Na PUC, quando lá dirigi o Departamento de Letras e organizei um curso de
criação literária, Clarice foi e falou sobre sua obra. Imperdoável não se ter gravado
seu depoimento. Era um clima tenso, especial. Os alunos, temerosos de perguntar,
como se ela fosse sangrar a cada pergunta. E sangrava mesmo. Ou, então, ria, como
ocorreu num curso sobre ela dado pelo prof. Amarylis Hill em que estavam todos
tantalizados sem saber o que lhe dizer, e eu então, para quebrar o gelo, perguntei:
“Clarice, você acha que 2 e 2 são 4?” (Naquele tempo cantava-se com Gal “tudo
certo como 2 e 2 são cinco”, e era ditadura). Sorrindo, ela disse que aquilo lembrava
a piada sobre qual era a diferença entre o neurótico e o psicótico. O psicótico, que já
extrapolou a realidade, diz: 2 + 2 são 5. O neurótico diz 2+2 são 4, mas eu não
agüento.
Já contei, Marina já contou, que um dia ela nos cobrou que não a
convidávamos para jantar. Não o fazíamos por pudor. Mas tendo ela manifestado o
desejo armamos um jantar onde ela escolheria todos os convidados. Até o horário
era cedo, como ela queria. Fui buscá-la em sua casa. Pois ela chegou, viu aqueles
amigos todos, mas daí a uns 15 minutos fez um pedido que era uma ordem: “Quero
ir embora.” Levei-a de volta à sua solidão. E os amigos compreenderam.

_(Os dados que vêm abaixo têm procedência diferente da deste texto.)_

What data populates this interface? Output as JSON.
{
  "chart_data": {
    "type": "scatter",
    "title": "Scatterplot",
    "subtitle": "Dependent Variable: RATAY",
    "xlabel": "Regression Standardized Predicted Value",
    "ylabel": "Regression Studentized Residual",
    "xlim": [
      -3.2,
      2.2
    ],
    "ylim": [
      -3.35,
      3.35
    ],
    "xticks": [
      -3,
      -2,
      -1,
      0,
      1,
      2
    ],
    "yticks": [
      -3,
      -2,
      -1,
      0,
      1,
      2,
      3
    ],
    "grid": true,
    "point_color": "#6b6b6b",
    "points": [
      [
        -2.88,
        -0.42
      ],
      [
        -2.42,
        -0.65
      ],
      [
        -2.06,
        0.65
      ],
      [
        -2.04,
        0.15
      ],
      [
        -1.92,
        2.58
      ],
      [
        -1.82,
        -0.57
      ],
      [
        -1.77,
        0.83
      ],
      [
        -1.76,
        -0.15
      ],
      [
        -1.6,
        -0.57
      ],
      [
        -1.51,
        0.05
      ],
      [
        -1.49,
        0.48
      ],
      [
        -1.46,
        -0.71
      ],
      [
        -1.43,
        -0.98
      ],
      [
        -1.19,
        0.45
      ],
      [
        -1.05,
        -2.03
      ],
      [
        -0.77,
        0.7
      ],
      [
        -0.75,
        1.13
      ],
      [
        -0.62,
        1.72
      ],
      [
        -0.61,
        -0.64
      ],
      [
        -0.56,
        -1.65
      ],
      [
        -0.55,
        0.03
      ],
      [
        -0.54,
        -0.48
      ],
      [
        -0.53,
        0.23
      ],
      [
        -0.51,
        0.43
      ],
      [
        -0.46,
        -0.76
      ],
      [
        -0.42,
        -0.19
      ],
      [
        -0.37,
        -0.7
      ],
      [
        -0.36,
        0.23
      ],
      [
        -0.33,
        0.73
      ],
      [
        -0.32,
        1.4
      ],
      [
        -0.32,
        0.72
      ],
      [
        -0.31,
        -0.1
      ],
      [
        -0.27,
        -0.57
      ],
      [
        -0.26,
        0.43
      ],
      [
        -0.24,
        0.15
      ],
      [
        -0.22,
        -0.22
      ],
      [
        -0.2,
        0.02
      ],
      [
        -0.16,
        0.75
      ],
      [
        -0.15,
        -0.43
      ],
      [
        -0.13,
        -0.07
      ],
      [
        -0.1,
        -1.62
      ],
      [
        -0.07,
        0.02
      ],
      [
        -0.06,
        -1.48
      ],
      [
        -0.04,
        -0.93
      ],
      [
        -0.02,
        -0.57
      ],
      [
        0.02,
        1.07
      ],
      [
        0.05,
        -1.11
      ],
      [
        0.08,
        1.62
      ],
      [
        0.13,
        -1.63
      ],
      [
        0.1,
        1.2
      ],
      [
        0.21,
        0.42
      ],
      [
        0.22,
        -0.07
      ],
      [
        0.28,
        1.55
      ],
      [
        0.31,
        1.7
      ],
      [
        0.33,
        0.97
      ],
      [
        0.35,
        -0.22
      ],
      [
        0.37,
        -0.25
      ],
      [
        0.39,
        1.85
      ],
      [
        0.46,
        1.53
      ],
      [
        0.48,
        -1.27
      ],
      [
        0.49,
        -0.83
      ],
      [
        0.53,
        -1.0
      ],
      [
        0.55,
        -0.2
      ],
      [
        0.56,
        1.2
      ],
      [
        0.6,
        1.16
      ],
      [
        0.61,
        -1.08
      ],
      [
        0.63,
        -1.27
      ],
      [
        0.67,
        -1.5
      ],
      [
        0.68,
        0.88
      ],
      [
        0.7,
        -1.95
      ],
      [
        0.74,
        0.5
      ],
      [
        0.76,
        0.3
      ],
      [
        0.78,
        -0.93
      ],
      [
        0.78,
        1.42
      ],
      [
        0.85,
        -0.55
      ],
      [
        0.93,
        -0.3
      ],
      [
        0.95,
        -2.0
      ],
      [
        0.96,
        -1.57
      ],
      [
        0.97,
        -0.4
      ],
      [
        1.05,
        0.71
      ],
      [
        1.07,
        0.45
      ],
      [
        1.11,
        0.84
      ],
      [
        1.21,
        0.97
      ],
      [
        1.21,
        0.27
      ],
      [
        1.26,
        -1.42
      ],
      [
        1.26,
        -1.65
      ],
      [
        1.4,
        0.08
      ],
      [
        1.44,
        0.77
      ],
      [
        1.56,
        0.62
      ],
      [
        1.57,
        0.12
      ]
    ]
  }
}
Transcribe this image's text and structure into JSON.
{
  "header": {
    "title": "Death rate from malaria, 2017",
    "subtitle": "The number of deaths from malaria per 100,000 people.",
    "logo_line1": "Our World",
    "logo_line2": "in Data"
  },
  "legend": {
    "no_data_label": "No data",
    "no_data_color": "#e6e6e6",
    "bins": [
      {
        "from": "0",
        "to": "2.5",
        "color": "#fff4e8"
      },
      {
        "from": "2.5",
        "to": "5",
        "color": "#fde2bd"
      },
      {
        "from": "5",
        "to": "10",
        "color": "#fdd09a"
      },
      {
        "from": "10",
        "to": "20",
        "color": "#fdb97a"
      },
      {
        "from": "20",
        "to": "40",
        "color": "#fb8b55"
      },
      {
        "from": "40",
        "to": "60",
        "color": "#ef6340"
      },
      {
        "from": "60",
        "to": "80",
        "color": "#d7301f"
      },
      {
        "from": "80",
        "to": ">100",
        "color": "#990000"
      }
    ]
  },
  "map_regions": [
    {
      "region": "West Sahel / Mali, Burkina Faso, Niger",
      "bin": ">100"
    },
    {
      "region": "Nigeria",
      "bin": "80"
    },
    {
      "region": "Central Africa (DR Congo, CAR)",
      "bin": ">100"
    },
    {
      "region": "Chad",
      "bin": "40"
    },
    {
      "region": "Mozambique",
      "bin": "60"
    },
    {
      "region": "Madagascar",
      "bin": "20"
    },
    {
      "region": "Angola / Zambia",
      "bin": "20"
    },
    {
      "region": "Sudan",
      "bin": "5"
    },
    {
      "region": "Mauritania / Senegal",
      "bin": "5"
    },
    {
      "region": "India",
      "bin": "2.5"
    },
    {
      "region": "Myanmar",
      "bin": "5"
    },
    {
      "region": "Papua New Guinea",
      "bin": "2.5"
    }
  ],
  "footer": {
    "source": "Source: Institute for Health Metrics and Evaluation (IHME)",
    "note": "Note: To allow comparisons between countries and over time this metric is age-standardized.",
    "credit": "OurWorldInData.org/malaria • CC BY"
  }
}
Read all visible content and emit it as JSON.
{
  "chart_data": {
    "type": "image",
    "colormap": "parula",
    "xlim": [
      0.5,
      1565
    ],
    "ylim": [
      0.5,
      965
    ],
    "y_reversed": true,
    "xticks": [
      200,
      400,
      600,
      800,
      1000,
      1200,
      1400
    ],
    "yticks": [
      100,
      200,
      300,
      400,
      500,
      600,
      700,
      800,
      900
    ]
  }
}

Fui visitá-la em seus últimos dias naquele hospital da Lagoa. Olga Borelli
que a acompanhava disse que ela não permitia que homens a visitassem ali, eu era
exceção. Fiquei ao lado de seu leito tentando uma leveza impossível.
Otto Lara tinha razão. Com Clarice ocorre o fenômeno de possessão. Quem
se aproxima de sua obra é devorado por ela. Quando dirigi a Biblioteca Nacional e
minha ex-aluna Ester Schwarz pediu para reunir lá a Sociedade das Amigas de
Clarice, concordei. Ali, umas 30 clariceanas. Quando minha chefe de gabinete
passou por elas, sentiu que havia em suspensão algo estranho. Veio à minha mesa,
e disse: “O que é aquilo? O clube do lexotan?”
Ela tinha captado o clima. Leitores de Clarice vivem em outra dimensão. E
sou capaz de reconhecer uma leitora de Clarice a cinqüenta metros de distância,
porque, como Clarice, ela não anda, vive em denso estado de levitação.